Quel est votre prix ?
    — Il n’y en a pas qu’un, dit
Figairasse, il y en a deux, selon le degré de fouettement que vous choisirez.
    — Révérend Docteur d’Assas,
est-ce là aussi la coutume ?
    — Je le crains, dit d’Assas qui
paraissait fort chagrin de me voir subir ces indignités. Sentiment dont je lui
sus gré, car bien à rebours, l’œil de Fogacer brillait excessivement, mais que
ce fût de compassion, j’en doutais fort, car je retrouvais ce même brillement
dans les yeux des écoliers qui se pressaient autour de Merdanson et de moi, et
sans vergogne se disputaient le premier rang tant ils étaient avides d’observer
le spectacle de notre châtiment.
    — Fort bien donc, dis-je,
Monsieur le Bedeau, quels sont vos prix ?
    — Les prix, dit Figairasse qui
prenait tout son temps et qui, parlant bien, aimait s’ouïr parler, les prix
marchent, comme j’ai dit, avec les degrés que je mets dans le fouettement, et
ces degrés sont au nombre de deux : le premier va jusqu’au sang et c’est
là que je suis censé aller selon la tradition de l’école.
    — Jusqu’au sang ? dis-je,
étonné que j’étais de soutenir seul ce dialogue, Merdanson restant coi, et la
mine fort sombre.
    — Vous m’avez bien ouï.
    — Mais n’est-ce pas
cruel ?
    — Ce l’est, dit Figairasse.
Aussi seuls les écoliers que j’appellerais chiche-faces et pleure-pain
choisissent ce premier degré pour ce qu’il ne coûte que cinq misérables sols.
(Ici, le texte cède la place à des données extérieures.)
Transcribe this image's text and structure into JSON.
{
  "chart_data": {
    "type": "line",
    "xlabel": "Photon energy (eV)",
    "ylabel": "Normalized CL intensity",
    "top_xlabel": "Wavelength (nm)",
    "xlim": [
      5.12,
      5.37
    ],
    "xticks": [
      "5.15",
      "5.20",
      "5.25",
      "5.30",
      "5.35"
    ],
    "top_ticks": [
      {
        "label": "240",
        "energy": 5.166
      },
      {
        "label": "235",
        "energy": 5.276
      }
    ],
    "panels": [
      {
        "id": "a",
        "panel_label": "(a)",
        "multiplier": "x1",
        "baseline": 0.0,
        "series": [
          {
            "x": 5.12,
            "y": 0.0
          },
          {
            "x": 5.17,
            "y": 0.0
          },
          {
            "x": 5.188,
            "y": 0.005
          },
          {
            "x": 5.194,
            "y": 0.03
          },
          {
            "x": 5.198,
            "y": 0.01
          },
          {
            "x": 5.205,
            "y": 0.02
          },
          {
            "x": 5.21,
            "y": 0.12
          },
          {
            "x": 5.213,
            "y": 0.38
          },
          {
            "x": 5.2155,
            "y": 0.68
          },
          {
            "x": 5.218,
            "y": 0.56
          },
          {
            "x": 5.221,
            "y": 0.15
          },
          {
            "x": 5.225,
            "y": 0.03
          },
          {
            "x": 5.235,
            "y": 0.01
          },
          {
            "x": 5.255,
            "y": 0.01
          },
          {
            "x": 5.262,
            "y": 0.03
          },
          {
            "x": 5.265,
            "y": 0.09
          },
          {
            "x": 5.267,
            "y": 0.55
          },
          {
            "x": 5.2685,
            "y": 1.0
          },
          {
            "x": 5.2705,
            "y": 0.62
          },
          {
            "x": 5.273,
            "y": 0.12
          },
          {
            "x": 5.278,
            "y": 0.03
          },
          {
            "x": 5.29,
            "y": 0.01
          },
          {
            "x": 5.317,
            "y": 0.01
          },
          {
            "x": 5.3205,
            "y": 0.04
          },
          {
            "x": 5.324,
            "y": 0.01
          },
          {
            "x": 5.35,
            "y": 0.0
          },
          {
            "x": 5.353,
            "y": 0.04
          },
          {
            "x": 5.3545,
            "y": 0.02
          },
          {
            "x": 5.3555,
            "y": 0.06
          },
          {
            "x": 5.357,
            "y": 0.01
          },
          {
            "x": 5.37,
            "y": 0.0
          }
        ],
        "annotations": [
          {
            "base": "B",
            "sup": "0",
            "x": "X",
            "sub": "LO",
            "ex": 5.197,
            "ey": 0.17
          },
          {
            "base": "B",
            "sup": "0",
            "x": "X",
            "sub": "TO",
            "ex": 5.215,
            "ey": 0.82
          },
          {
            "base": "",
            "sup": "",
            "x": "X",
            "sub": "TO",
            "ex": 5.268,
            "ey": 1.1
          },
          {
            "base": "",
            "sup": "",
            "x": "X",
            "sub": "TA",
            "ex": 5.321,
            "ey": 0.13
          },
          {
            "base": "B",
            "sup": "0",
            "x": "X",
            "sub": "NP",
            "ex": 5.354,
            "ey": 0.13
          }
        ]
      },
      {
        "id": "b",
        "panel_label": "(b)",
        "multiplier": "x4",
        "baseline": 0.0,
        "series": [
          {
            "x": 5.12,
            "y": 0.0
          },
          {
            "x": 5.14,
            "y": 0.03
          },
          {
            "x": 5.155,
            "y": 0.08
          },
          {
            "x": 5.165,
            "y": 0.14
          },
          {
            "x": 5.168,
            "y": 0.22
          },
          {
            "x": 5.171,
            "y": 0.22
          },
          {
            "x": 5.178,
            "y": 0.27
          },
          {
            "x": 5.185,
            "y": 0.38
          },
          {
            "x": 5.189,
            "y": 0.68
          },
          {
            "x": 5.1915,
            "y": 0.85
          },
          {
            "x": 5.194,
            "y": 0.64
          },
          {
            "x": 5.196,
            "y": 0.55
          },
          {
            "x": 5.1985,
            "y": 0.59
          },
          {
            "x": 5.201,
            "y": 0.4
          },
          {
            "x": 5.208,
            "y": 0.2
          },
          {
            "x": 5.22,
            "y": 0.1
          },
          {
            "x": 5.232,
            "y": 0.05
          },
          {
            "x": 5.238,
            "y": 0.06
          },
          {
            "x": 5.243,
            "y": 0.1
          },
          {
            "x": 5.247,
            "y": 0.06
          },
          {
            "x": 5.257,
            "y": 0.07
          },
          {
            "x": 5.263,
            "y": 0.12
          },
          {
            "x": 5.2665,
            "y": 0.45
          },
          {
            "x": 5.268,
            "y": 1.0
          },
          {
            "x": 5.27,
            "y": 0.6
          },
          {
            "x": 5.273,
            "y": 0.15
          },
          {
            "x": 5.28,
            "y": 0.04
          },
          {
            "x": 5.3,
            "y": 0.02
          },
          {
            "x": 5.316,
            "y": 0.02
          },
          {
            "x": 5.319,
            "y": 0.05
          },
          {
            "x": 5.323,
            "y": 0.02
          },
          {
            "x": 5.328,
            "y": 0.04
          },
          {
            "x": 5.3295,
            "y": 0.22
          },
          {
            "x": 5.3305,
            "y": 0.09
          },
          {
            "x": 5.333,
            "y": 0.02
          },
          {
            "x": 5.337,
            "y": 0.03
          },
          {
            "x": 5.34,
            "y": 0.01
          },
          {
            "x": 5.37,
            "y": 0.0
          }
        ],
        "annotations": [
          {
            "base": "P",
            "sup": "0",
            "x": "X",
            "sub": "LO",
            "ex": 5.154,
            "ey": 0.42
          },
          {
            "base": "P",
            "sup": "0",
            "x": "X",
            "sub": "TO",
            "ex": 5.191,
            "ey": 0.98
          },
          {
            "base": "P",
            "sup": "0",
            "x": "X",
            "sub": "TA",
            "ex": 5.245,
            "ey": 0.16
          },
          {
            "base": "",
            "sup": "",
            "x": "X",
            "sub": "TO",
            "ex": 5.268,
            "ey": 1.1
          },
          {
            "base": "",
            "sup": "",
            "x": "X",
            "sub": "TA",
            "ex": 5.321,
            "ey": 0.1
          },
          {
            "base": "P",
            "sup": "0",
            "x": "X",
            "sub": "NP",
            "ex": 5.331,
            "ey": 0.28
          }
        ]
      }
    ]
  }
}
Mais pour moi, je le tiens en grand déprisement, tant il est brute et sans
finesse.
    — Et le deuxième degré ?
dis-je.
    — Ha ! dit Figairasse, en levant
sa verge au ciel, celui-là demande un doigté infini…
    — Abrégez, Monsieur le Bedeau,
dit le Docteur d’Assas.
    — J’abrège, Révérend Docteur,
dit Figairasse. Encore faut-il expliquer le pourquoi. À ne considérer que
l’intérêt du patient, le deuxième degré n’a que des avantages. Le patient en
est quitte pour quelques zébrures et meurtrissures qui lui donnent pendant deux
jours à peine une petite incommodité à s’asseoir. Cependant, cette méthode ne
laisse pas de me fatiguer tant elle exige de retenue dans la fermeté. Et elle
vous coûtera dix sols, et pas un denier de moins.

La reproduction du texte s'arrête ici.